On doit également mettre en évidence le fait que l’administration Trump a tenté de prendre le contrôle sur le Groenland durant les dernières semaines, ce qui présage d’un affrontement de plus en plus « direct » entre le bloc européen et les États-Unis.
A combien s’élèvera le financement américain dans les élections européennes ? Et pourquoi l’officialiser ?
Depuis le retour en fonction de Donald Trump à la Maison blanche, ses alliés européens veulent officialiser leurs relations et le mandat de soutenir financièrement les partis d’extrême droite, en Europe, en a été confié à Sarah Rogers, une fonctionnaire du département d’État américain.
Et sa motivation ? Plusieurs membres de l’administration américaine ont vivement critiqué les lois européennes qu’ils jugent restrictives, en matière de liberté d’expression, ainsi que la directive européenne sur les services numériques et veulent contraindre l’Europe à s’aligner sur les principes à la base de la reconstruction américaine.
Des prétextes suffisants pour justifier, selon elle, son droit de s’impliquer dans le financement des élections européennes à venir.
Cette implication dans le financement des élections européennes sera-t-elle de nature à améliorer les relations entre les deux blocs ?
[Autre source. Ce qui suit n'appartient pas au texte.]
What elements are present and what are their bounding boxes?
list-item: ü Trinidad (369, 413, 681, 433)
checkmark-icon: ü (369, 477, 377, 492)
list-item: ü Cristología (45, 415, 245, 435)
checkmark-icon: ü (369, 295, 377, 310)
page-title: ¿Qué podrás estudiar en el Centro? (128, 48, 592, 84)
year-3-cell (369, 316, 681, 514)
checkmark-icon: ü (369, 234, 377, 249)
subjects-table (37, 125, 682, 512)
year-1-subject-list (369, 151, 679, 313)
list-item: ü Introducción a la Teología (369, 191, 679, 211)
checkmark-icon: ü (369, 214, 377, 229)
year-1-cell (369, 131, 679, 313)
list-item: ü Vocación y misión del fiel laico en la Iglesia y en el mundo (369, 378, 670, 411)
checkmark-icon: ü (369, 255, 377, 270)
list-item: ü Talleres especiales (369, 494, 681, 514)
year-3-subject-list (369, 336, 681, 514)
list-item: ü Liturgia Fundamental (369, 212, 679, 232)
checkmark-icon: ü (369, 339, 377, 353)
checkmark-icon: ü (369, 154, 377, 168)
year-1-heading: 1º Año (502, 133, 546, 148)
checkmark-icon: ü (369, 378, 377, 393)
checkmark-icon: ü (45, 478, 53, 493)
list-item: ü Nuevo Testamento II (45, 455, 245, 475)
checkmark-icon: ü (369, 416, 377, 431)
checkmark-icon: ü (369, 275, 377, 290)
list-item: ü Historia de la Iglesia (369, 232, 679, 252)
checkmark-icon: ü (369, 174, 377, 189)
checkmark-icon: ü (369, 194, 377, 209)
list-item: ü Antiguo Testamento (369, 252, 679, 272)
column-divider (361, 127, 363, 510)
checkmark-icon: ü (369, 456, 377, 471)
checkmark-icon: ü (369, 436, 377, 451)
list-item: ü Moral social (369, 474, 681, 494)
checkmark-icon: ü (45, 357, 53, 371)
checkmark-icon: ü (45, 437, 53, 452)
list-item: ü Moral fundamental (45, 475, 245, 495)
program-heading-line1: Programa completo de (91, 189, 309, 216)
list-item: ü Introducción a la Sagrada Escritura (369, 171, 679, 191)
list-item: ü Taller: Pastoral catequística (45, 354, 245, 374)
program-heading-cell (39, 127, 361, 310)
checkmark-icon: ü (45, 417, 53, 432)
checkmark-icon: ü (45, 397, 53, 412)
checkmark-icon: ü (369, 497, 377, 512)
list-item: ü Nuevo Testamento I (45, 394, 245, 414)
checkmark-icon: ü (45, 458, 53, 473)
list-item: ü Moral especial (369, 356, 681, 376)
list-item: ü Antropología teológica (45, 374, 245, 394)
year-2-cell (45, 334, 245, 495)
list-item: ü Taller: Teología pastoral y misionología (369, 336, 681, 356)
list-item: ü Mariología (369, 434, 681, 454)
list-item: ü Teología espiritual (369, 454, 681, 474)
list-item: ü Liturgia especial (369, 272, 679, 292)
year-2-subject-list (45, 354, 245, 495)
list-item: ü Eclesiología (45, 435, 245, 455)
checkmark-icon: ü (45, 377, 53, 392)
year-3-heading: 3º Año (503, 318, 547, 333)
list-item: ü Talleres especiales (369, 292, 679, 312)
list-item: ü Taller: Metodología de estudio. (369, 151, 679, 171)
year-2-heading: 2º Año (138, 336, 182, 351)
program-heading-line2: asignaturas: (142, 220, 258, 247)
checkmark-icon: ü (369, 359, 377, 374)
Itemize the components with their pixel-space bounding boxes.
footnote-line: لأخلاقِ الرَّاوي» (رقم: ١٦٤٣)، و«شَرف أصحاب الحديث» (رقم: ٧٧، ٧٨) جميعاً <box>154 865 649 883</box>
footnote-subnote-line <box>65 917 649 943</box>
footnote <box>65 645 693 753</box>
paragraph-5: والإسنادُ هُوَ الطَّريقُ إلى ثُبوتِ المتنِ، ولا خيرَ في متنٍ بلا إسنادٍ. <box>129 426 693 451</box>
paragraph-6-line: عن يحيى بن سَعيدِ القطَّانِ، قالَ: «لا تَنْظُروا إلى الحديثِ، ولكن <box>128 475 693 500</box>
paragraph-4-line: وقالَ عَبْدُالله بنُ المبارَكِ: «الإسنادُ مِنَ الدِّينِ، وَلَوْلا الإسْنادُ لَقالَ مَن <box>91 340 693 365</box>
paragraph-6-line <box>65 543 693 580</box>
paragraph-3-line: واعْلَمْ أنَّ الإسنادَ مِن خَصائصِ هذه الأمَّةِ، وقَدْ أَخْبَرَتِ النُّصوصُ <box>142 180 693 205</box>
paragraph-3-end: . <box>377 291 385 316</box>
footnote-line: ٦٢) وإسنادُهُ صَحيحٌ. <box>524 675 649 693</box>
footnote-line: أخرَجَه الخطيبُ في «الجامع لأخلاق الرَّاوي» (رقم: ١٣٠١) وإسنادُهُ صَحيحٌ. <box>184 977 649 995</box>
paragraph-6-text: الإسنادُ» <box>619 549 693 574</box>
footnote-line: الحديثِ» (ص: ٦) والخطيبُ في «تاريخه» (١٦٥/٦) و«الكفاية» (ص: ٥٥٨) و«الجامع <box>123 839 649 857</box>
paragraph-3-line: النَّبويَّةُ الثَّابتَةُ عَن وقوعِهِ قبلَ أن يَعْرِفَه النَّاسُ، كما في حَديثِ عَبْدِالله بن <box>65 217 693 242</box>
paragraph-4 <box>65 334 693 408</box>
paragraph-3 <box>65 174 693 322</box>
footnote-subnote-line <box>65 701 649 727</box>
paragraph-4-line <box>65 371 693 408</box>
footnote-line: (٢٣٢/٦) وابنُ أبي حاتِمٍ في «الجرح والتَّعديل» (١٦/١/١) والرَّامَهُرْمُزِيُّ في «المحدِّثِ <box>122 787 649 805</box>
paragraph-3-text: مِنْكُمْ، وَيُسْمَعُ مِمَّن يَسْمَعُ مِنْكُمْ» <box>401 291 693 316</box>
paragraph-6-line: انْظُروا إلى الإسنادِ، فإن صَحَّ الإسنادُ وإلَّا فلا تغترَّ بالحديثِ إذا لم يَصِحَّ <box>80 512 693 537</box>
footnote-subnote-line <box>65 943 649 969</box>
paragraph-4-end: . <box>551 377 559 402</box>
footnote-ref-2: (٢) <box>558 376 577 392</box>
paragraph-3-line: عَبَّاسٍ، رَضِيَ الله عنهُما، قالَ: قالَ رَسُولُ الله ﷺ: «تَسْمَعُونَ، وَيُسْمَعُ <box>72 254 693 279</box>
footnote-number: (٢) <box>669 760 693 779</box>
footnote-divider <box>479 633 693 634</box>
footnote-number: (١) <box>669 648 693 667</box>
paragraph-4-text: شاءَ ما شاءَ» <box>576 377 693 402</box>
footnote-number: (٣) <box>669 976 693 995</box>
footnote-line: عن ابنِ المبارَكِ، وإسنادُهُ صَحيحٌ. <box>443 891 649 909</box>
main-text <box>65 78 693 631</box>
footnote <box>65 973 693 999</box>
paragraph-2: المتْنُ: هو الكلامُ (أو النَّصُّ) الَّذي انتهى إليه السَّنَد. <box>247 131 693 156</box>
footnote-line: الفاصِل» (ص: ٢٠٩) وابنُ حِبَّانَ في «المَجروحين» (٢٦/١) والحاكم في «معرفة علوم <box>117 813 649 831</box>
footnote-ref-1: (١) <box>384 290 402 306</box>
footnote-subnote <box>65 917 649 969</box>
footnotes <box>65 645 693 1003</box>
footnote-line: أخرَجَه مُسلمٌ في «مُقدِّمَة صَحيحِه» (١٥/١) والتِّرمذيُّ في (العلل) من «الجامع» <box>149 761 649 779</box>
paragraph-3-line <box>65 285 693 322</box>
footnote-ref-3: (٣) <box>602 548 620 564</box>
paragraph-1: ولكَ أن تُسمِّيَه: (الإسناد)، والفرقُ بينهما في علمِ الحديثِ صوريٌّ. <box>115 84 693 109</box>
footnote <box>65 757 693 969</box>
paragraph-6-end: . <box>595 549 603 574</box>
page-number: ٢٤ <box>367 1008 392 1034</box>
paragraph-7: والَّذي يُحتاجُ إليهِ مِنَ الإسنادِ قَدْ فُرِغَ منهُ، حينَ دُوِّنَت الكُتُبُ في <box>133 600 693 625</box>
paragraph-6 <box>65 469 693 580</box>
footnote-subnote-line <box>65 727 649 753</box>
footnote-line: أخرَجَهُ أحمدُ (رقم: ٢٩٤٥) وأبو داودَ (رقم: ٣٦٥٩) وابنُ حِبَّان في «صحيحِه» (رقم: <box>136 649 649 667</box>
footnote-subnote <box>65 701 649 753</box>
A n’en pas douter, une telle implication sera de nature à détériorer davantage des relations déjà « tendues » depuis la venue en poste de Donald Trump :

Certes, l’argent peut aider dans les campagnes électorales mais cette initiative risque de susciter une vive réaction au sein de la population européenne, l’ensemble des citoyens ayant déjà une opinion nettement défavorable de Donald Trump et de son administration.